The effects of insect repellents have been shown to elicit aversive behavior in numerous insect species through the olfactory system [1], [2]. Three chemicals, in particular, DEET, IR35535, and picaridin, have been shown to be effective insect repellents [3], [4], [5], [6]. A previous study performed on A. aegypti demonstrated these three insect repellents elicited responses from a gustatory receptor neuron (GRN) housed within labellar sensilla located at the tip of the proboscis [7]. In this study, we were interested in determining if the same repellents elicited responses from a deterrent-sensitive GRN in a lepidopteran larva. N, N-diethyl-3-m-toluamide (DEET) is a popular insect repellent that is used in commercial bug sprays, including “Repel” and “Off” [8], [9]. DEET is of particular importance because it is capable of repelling numerous insect vectors of harmful diseases. Over the last twenty years, great strides have been made to elucidate the mechanisms of action of insect repellents [1], [2]. While it is known that olfaction plays a major role in mediating the behavioral effects of DEET and other insect repellents, recent research on two selected adult dipteran species clearly demonstrated that repellents may also act through the gustatory system [7], [10]. These authors demonstrated that two adult dipteran species, the vinegar fly Drosophila melanogaster[10] and the yellow-fever mosquito Aedes aegypti[7] have a gustatory receptor neuron (GRN) housed within the labellar sensilla sensitive to DEET (D. melanogaster) and two other insect repellents, IR3535 and picaridin (A. aegypti). Lee et al. [10] also showed that DEET deterred feeding in D. melanogaster. Additionally, IR3535 and picaridin have been shown to elicit aversive feeding behavior in other mosquito species, such as the black salt marsh mosquitoes, Ochlerotatus taeniorhynchus[5]. Another study demonstrated behavioral responses of larvae of the malaria vector mosquito Anopheles gambiae to DEET [11]. Nothing is known, however, about the detection of insect repellents by the gustatory sensilla in larvae of other species, such as lepidopteran caterpillars. The gypsy moth larva, Lymantria dispar, is a species of horticultural importance as it is notorious for defoliating numerous plant species, particularly forest, fruit, shade and ornamental trees [12], [13].

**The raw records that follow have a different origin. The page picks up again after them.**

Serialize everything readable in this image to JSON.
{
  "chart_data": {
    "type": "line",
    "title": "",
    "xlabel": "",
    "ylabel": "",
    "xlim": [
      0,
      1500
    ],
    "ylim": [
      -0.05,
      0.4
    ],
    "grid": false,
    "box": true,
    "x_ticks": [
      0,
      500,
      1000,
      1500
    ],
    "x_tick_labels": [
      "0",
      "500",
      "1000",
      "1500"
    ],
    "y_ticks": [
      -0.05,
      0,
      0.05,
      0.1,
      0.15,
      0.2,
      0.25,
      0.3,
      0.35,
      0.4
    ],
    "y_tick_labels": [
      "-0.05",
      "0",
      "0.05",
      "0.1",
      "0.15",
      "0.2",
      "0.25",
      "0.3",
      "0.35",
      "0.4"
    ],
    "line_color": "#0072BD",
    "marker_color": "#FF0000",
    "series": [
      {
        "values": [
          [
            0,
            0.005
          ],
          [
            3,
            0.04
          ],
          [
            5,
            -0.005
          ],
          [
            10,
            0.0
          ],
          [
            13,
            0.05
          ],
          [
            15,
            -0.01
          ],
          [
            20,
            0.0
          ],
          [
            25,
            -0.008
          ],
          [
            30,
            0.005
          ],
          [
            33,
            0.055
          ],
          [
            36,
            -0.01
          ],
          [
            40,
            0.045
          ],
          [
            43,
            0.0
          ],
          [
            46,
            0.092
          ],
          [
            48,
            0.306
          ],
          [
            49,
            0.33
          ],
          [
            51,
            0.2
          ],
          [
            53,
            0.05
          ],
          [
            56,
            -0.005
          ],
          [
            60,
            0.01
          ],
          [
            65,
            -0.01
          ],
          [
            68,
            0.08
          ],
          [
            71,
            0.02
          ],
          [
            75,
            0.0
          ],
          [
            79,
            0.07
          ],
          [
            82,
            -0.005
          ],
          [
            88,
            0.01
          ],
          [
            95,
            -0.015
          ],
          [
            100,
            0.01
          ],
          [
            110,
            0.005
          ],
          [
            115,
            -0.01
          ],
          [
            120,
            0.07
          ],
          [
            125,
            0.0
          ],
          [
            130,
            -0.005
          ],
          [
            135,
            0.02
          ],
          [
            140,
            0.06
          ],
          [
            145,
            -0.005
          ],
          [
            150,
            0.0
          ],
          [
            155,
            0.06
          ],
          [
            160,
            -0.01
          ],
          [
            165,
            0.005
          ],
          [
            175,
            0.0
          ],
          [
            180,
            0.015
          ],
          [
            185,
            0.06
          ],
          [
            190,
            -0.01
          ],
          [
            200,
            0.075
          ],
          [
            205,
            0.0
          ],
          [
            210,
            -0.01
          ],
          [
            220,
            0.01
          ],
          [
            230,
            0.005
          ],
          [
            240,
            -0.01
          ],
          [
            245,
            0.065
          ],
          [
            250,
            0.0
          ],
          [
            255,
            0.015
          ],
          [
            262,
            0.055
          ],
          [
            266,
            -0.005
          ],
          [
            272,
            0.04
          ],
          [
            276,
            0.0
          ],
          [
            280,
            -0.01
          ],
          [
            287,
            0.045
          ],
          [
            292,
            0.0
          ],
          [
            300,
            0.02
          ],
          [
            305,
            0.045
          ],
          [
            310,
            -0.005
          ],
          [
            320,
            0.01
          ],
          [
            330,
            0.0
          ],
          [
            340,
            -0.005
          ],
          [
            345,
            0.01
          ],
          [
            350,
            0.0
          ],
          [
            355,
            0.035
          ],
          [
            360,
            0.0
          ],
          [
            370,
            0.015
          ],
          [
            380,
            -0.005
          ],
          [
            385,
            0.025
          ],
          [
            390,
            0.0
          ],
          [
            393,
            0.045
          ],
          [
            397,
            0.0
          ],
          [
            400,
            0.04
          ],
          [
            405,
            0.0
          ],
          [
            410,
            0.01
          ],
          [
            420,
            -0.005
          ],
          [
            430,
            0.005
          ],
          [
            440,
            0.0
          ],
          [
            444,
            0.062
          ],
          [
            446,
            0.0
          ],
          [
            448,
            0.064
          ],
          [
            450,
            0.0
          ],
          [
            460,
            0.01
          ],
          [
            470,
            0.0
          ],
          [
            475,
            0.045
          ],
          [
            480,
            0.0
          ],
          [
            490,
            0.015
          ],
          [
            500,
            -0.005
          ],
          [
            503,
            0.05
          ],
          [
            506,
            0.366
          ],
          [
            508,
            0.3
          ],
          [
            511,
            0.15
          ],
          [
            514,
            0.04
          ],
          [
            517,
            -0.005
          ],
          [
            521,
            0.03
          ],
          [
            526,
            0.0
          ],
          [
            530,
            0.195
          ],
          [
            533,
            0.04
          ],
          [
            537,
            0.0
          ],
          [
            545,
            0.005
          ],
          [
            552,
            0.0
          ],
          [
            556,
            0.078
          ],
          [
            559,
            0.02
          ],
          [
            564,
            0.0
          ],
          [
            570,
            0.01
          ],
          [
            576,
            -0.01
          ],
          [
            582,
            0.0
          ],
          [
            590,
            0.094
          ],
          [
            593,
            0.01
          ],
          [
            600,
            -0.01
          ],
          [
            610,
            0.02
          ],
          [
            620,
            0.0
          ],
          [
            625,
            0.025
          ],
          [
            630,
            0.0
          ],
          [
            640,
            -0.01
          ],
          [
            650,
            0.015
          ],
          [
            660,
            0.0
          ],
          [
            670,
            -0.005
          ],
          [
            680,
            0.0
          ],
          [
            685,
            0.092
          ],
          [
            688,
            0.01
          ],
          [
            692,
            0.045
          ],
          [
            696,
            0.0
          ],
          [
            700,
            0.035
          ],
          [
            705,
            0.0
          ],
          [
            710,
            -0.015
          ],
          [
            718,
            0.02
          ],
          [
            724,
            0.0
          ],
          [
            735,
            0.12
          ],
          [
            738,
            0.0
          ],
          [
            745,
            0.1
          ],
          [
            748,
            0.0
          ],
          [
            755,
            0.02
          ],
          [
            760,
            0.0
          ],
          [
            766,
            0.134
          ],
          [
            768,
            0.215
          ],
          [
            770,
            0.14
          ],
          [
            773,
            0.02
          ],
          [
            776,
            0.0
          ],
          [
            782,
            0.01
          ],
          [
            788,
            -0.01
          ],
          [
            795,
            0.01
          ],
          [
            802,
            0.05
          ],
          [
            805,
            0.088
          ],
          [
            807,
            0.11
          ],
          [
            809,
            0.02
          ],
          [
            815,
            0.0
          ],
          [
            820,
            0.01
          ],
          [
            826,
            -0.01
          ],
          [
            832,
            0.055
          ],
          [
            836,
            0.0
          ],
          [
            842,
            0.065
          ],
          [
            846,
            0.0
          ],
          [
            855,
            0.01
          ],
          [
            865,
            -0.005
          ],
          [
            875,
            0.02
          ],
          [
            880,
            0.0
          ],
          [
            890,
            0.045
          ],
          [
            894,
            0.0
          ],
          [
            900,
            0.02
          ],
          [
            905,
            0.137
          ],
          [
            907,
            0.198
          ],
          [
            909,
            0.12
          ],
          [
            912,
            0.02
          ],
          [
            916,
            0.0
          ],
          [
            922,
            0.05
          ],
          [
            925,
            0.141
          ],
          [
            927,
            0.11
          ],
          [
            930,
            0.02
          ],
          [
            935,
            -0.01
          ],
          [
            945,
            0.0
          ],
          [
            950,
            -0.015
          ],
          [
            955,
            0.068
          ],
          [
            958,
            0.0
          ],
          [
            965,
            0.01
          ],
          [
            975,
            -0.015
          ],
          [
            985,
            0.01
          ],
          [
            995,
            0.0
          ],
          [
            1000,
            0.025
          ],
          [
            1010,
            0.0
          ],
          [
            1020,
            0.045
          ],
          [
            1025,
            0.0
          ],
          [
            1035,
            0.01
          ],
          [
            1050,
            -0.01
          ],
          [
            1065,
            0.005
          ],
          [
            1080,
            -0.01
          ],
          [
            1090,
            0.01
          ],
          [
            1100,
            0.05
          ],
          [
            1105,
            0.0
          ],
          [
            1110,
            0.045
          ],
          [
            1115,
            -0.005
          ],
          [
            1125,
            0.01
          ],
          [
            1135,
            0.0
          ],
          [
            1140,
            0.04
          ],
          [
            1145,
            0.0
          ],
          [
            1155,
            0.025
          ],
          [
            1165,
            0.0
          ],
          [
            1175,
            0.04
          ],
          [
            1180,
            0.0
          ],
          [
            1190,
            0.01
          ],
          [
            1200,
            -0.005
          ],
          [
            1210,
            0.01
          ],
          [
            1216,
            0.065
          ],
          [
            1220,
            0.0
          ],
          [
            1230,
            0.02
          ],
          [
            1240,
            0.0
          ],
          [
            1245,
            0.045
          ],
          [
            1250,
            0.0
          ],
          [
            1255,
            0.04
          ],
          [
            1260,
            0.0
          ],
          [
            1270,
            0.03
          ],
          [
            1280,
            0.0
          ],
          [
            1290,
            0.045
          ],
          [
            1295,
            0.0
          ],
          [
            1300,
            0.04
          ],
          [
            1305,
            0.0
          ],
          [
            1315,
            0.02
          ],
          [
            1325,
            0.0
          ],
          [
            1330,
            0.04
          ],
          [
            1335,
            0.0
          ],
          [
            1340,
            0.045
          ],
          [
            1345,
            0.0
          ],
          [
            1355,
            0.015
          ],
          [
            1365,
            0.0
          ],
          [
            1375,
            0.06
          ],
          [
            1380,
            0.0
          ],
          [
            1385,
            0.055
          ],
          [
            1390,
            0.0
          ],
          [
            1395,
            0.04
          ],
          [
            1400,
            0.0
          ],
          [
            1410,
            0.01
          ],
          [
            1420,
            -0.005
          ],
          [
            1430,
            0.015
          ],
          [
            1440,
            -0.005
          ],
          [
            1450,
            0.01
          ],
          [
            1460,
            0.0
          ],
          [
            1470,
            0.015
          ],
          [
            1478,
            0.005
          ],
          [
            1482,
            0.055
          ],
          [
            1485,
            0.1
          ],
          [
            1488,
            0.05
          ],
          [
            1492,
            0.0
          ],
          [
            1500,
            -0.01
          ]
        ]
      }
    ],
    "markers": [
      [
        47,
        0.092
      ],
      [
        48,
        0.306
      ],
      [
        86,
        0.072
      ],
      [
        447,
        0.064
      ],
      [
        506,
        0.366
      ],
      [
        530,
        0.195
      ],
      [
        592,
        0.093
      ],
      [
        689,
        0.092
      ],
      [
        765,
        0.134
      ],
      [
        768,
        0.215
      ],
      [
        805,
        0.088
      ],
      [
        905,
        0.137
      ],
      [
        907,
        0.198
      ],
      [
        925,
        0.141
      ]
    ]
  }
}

Although the interactions between insect repellents and the olfactory system have been widely studied (see reviews in insect olfaction) [1], [2], relatively little is known about their interactions with the gustatory system. While recent research has demonstrated a direct link between insect repellents and the adult gustatory system [7], [10], nothing was known about how these repellents interact with the larval taste system. Here we demonstrate that insect repellents are detected by a specific GRN in the larva of the L. dispar and the presence of the repellents deters feeding.